La vendita dell’arenile con le ovvie “pesanti prescrizioni” necessarie non la trovo molto differente dalla vendita delle caserme o di altri beni di stato. E’ evidente che i costi delle concessioni devono rispecchiare una logica commerciale. Oggi se si prende in affitto un albergo a fatica si riesce a trarre un profitto lordo superiore a 1/3 del costo della locazione (anche se c’è da dire che in relazione a quanto offerto dai proprietari alberghieri i prezzi sono cari); perché lo stato in questi casi non deve comportarsi di conseguenza? A questo punto è meglio un gettito congruo costante negli anni o la vendita? (che non può essere svendita). Sono ipotesi da ben valutare per lo stato.

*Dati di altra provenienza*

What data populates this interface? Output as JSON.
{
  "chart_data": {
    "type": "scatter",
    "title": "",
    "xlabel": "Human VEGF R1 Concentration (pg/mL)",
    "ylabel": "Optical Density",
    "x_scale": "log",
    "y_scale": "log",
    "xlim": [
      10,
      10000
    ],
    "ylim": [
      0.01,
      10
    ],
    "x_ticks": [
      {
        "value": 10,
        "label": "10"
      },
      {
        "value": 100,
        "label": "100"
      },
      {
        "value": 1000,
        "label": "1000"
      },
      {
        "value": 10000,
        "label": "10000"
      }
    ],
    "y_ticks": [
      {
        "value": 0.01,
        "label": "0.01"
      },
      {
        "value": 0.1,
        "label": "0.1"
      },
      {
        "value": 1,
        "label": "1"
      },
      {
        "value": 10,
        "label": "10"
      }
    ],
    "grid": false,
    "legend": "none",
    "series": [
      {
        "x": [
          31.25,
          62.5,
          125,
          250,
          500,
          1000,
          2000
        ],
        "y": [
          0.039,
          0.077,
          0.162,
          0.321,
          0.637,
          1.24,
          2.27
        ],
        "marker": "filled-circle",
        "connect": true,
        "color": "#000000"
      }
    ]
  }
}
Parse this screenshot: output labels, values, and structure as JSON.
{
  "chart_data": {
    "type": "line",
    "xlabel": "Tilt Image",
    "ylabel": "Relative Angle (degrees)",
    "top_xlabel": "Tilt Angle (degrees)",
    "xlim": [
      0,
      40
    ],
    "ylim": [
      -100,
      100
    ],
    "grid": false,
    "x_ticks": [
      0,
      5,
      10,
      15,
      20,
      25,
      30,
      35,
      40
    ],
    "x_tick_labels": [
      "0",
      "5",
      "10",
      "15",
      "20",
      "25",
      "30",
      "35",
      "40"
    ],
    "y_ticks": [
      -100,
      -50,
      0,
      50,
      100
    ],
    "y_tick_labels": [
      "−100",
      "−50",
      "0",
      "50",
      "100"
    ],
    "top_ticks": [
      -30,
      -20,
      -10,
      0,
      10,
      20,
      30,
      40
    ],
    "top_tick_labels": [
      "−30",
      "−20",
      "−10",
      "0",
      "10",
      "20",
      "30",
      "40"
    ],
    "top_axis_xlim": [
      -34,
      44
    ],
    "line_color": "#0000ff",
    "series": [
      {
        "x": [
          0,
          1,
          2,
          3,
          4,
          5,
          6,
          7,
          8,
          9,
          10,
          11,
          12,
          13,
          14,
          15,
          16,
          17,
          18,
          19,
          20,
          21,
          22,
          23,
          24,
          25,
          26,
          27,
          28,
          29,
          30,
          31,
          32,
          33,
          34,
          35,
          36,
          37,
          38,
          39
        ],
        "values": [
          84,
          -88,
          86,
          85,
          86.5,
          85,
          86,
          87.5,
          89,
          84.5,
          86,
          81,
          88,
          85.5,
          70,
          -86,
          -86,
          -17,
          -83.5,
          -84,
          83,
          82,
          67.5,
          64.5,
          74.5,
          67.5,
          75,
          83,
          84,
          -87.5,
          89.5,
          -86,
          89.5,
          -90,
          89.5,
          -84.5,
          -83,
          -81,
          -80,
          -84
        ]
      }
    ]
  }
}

Il partito a cui appartengo non ha ancora preso un orientamento sul tema poiché da tempo per mancanza di rappresentanza non è più interlocutore privilegiato della categoria dei balneari. Molti sollecitano il tema della concorrenza sugli arenili, a loro volta i bagnini hanno colto la palla al balzo con gli accorpamenti per tentare di tornare ai vecchi oligopoli dicendo che arricchiscono i servizi e alimentano un meccanismo concorrenziale fra soggetti più dotati. Ma quanto sono importanti (percepiti come tali) questi servizi sul nocciolo dell’offerta turistico balneare? Davvero i turisti danno più importanza all’animazione o all’idromassaggio, oppure preferiscono stare un po’ più larghi a leggersi il loro giornale in pace? Su quale concorrenza ci debba essere sulle spiagge qualche dubbio mi rimane. Una realtà oramai incontrovertibile è che i redditi dei bagnini negli ultimi anni sono drasticamente calati e l’accorpamento sembra anche un difficile tentativo di recuperare la perduta redditività.